The End of Capitalism: Well before the collapse of the economy in America and Europe young people started cultural movements that shifted the center of balance from economics to social values. According to Pew Research, this change is creating an enormous generation gap between Boomers and Millenials that is still widening. This may be driven by worst employment prospects in almost a century and a renewal of the idealistic frontierism with the Old West being the New Urban Corridor. Former examples of blight are now shining lights for our youth–Brooklyn, Cleveland and Detroit come to mind. Look around and you can see signs of the new anti-commercialism everywhere: shared houses and cars, urban farm collectives and the end of intellectual property rights, etc. A recent issue of the Utne Readerwas dedicated as a “Millenial Survival Guide” and filled with dozens of useful suggestions for living in a post-capitalist world. Pass the beer nuts comrade.

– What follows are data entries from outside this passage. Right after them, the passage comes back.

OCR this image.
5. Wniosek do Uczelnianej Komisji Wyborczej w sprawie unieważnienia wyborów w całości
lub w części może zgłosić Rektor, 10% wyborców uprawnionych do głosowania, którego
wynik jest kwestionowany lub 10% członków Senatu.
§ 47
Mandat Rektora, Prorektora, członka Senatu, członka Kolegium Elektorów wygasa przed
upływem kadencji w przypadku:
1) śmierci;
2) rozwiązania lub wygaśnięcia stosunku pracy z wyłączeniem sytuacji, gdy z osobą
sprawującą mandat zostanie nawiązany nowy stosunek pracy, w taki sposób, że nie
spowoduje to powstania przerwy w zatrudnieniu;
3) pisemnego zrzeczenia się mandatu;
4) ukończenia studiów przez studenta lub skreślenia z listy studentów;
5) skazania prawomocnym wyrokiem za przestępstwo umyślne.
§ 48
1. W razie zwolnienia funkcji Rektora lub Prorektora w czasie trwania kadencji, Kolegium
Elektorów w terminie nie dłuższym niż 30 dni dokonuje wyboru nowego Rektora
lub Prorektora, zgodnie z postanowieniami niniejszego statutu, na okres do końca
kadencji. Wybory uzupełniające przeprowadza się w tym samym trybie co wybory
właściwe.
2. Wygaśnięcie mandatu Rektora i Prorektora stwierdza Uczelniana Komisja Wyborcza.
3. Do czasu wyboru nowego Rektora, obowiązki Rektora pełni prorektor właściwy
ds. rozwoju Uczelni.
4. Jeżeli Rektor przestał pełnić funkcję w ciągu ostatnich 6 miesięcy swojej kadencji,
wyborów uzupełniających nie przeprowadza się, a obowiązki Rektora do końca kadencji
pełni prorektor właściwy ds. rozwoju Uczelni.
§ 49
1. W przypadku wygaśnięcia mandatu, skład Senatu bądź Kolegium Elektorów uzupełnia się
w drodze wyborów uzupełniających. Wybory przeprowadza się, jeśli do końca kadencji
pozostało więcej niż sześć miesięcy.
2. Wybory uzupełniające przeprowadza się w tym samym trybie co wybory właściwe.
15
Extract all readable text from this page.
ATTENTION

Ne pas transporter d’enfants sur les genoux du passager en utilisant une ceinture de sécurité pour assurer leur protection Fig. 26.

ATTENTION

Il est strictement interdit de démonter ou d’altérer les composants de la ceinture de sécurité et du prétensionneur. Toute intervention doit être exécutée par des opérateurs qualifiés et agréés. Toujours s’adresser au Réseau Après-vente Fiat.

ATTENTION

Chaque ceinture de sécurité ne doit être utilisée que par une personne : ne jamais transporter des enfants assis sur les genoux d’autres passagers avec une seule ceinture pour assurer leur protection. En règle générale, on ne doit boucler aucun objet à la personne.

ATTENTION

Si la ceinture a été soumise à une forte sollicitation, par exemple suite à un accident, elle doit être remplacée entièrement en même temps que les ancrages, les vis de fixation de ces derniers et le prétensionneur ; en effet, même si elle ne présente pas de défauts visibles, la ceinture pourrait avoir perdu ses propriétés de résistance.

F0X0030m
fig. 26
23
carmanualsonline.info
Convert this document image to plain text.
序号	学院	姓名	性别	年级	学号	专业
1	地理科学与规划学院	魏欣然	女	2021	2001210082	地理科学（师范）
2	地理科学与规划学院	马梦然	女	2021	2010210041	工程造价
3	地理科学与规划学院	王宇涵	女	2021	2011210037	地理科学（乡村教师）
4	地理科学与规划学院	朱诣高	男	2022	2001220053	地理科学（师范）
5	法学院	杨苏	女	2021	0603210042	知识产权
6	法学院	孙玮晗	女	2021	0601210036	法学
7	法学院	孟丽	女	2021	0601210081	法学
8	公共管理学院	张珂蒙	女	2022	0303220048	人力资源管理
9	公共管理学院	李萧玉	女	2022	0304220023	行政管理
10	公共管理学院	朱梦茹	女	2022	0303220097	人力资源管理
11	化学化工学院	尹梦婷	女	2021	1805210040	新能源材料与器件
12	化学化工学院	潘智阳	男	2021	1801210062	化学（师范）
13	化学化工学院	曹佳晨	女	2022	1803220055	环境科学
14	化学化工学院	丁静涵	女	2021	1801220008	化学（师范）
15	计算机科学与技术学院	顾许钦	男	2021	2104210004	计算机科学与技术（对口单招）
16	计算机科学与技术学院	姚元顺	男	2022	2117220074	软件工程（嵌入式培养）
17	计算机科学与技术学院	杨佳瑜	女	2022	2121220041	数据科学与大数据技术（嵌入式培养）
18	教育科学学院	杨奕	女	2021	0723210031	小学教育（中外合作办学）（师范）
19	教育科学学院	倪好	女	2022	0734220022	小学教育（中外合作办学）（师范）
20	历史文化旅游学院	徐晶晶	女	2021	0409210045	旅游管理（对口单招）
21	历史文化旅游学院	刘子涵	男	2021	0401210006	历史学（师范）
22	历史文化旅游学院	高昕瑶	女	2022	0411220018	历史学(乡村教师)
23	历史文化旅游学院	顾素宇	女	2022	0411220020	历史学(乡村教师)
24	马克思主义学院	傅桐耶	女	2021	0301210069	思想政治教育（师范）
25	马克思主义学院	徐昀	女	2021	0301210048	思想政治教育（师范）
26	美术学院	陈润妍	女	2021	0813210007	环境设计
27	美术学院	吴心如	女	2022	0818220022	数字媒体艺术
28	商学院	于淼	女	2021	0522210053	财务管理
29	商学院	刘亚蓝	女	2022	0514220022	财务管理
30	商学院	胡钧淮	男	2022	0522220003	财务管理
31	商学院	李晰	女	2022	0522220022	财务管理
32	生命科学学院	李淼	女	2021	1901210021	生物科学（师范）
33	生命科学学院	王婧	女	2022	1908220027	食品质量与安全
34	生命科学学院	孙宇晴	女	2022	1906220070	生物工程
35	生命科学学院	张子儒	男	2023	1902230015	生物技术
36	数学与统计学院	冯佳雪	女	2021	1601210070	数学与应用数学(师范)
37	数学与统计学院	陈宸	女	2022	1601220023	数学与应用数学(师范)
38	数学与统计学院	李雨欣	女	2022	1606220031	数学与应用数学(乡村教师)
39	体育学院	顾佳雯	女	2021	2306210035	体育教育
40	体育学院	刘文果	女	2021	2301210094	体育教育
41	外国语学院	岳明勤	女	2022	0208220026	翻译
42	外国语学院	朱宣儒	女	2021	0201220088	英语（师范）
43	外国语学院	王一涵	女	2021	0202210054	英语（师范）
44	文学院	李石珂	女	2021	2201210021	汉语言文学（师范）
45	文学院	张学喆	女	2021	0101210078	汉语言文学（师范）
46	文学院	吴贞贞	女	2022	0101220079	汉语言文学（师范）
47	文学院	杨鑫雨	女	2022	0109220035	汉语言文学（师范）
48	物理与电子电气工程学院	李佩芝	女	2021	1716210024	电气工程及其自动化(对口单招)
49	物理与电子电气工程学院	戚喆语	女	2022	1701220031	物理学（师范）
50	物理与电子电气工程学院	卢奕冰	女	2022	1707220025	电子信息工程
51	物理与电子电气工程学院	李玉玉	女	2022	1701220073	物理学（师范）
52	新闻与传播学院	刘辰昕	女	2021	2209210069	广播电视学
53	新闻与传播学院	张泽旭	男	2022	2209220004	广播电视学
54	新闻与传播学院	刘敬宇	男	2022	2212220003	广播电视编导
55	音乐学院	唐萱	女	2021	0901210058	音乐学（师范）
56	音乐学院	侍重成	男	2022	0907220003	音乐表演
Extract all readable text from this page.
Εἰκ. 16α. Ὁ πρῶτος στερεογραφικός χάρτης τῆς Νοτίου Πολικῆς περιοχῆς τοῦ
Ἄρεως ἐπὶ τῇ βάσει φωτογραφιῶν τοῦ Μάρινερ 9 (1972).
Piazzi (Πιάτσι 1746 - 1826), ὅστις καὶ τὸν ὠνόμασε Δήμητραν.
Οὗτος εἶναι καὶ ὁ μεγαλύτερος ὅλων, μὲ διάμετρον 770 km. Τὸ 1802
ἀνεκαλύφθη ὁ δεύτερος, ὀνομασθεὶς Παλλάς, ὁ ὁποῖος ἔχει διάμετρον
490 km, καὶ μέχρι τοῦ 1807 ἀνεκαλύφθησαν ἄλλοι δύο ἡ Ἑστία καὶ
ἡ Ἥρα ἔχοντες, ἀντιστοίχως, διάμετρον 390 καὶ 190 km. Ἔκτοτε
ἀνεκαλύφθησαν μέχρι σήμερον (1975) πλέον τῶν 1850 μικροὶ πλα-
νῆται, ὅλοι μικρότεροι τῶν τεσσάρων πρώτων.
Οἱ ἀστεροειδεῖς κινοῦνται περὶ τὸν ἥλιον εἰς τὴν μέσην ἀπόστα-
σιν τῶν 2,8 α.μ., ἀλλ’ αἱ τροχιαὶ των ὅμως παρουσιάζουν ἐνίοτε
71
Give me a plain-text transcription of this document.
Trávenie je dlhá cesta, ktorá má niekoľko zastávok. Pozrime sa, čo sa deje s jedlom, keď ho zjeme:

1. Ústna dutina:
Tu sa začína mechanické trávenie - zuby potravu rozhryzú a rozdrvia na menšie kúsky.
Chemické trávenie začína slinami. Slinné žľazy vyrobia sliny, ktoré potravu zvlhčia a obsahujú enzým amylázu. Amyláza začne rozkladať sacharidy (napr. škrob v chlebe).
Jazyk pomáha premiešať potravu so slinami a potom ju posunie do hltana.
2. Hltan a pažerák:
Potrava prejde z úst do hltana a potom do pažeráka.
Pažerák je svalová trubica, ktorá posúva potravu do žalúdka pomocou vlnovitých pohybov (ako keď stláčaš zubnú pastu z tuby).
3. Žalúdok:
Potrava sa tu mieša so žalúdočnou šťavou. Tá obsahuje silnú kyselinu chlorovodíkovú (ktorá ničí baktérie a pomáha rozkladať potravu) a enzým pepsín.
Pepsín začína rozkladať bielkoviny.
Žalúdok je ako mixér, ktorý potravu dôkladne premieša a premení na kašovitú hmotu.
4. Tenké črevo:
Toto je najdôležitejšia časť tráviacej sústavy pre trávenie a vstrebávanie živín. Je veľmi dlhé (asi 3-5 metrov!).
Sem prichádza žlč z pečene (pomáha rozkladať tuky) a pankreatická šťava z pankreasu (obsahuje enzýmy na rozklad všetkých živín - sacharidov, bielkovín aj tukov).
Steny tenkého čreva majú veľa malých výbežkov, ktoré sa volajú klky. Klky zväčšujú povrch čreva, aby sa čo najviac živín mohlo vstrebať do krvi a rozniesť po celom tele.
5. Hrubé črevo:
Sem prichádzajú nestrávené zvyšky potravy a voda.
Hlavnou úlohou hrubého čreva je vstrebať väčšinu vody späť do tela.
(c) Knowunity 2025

The End of Religion: Yikes! Where to start? According to the Washington Posttwenty five percent of Millennials don’t affiliate with a faith based tradition and almost twice as many don’t belong to a church. A recent poll in the New York Times set off a maelstrom of controversy when it suggested that an increasing majority of Jewish youth no longer identify themselves with their religion. Adding to the palaver a Pew Research study suggests that an astonishing low number of youth believe in the existence of a God. While religious participation, affiliation and even belief are waning in the West–both post-Christian Europe and the Americas–atheism is now among the fastest growing denominations albeit an anti-faith.
If you want 2020 vision, you have to be willing to face reality without malice or prejudice. Our young are seeking new answers to their questions–not ours. Perhaps marriage, capitalism and religion continue to work for this next generation but in innovative new ways and in new forms. Big ideas bring big change.
So what’s the big so what? The very institutions that have defined how we lead in our modern world are being abandoned or morphed into new forms. We need to run a wider array of experiments to learn what really works and doesn’t in the undiscovered country. We need to leave room for the stuff we don’t know now. We need to start making up the new rules of leadership as we go along. Most importantly, we need look beyond the simple thingness of innovation to make sense of the emerging complex patterns that drive change and create growth.